Rien ne fut dit cette nuit-là. Au réveil, le lendemain matin, Yun Yinghuai se sentait bien plus fort. Il regarda par la fenêtre et vit que le ciel était sombre et qu'il semblait que la neige allait tomber. Il hésita un instant, puis réveilla Chu Tong, bien décidé à quitter discrètement la résidence Xie avec elle avant les premières neiges. Soudain, des pas se firent entendre à la porte. Surpris, Yun Yinghuai attrapa Chu Tong et se cacha derrière une bibliothèque.
La porte s'ouvrit et la Seconde Madame et Grand-mère Zhao entrèrent. Chu Tong et Yun Yinghuai échangèrent un regard, la tension montant crescendo. Chu Tong pensa : « C'est fini, c'est fini ! On dirait que le Ciel s'acharne vraiment sur moi cette fois ! Une simple renarde, c'était déjà compliqué, alors cette vieille sorcière… Peut-être que mon mari, avec qui j'ai célébré notre mariage hier soir, va mourir ici ! C'est vraiment le genre de situation où l'on espère mourir le même jour que son conjoint ! »

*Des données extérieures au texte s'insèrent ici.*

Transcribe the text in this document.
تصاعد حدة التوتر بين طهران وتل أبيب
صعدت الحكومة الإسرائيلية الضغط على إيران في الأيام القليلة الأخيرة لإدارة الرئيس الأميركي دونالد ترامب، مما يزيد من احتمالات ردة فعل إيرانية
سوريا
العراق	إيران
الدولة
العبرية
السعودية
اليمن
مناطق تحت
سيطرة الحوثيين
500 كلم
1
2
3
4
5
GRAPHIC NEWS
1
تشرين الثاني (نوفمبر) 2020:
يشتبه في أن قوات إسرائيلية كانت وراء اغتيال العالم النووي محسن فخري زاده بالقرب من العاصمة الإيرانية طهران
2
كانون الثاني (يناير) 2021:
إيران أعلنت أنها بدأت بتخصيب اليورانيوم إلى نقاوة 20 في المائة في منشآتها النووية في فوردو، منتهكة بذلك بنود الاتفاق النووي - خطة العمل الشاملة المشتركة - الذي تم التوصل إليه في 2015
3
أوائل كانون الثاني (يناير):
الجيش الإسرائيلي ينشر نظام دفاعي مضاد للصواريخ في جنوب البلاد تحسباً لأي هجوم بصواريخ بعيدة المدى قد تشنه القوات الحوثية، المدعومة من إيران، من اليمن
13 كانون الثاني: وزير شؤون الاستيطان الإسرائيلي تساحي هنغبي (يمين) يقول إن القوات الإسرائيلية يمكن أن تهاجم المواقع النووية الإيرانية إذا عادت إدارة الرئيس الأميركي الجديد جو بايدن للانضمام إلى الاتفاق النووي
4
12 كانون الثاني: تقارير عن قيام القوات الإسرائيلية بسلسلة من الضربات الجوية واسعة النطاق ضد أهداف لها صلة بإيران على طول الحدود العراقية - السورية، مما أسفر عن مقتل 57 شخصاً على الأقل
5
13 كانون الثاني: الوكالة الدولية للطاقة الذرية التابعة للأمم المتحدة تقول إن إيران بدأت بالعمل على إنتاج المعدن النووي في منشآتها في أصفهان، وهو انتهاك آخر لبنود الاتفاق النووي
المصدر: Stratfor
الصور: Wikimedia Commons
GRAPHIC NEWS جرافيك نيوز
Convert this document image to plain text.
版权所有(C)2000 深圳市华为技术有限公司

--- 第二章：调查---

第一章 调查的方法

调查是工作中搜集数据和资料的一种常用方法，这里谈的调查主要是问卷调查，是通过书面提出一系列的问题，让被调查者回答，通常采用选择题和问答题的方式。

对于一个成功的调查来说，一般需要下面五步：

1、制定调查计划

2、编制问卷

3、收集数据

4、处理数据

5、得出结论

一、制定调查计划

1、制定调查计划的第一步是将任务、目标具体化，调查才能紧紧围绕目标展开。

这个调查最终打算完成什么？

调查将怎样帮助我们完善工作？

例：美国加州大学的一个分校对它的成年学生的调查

À ce moment-là, la seconde épouse dit : « Dépêchez-vous de sortir les affaires. Maintenant que les gens de Yan du Sud ont trouvé le chemin jusqu'ici, nous devons rapidement trouver un autre endroit pour les cacher. »
Grand-mère Zhao acquiesça : « Oui, bien que le pavillon Lanzhao soit isolé et peu fréquenté, ce n'est pas un endroit sûr. » Elle se dirigea ensuite vers un coin de la pièce et tapota le sol, trouvant un endroit où le son était différent. Elle dégaina son poignard et souleva les planches du plancher le long d'une fissure. Un « clic » retentit, et les planches s'ouvrirent, révélant un petit paquet de satin jaune abricot. Grand-mère Zhao ouvrit délicatement le paquet, en découvrit un livre, et le tendit à la Seconde Dame en disant : « Grand-mère, regardez, est-ce celui-ci ? »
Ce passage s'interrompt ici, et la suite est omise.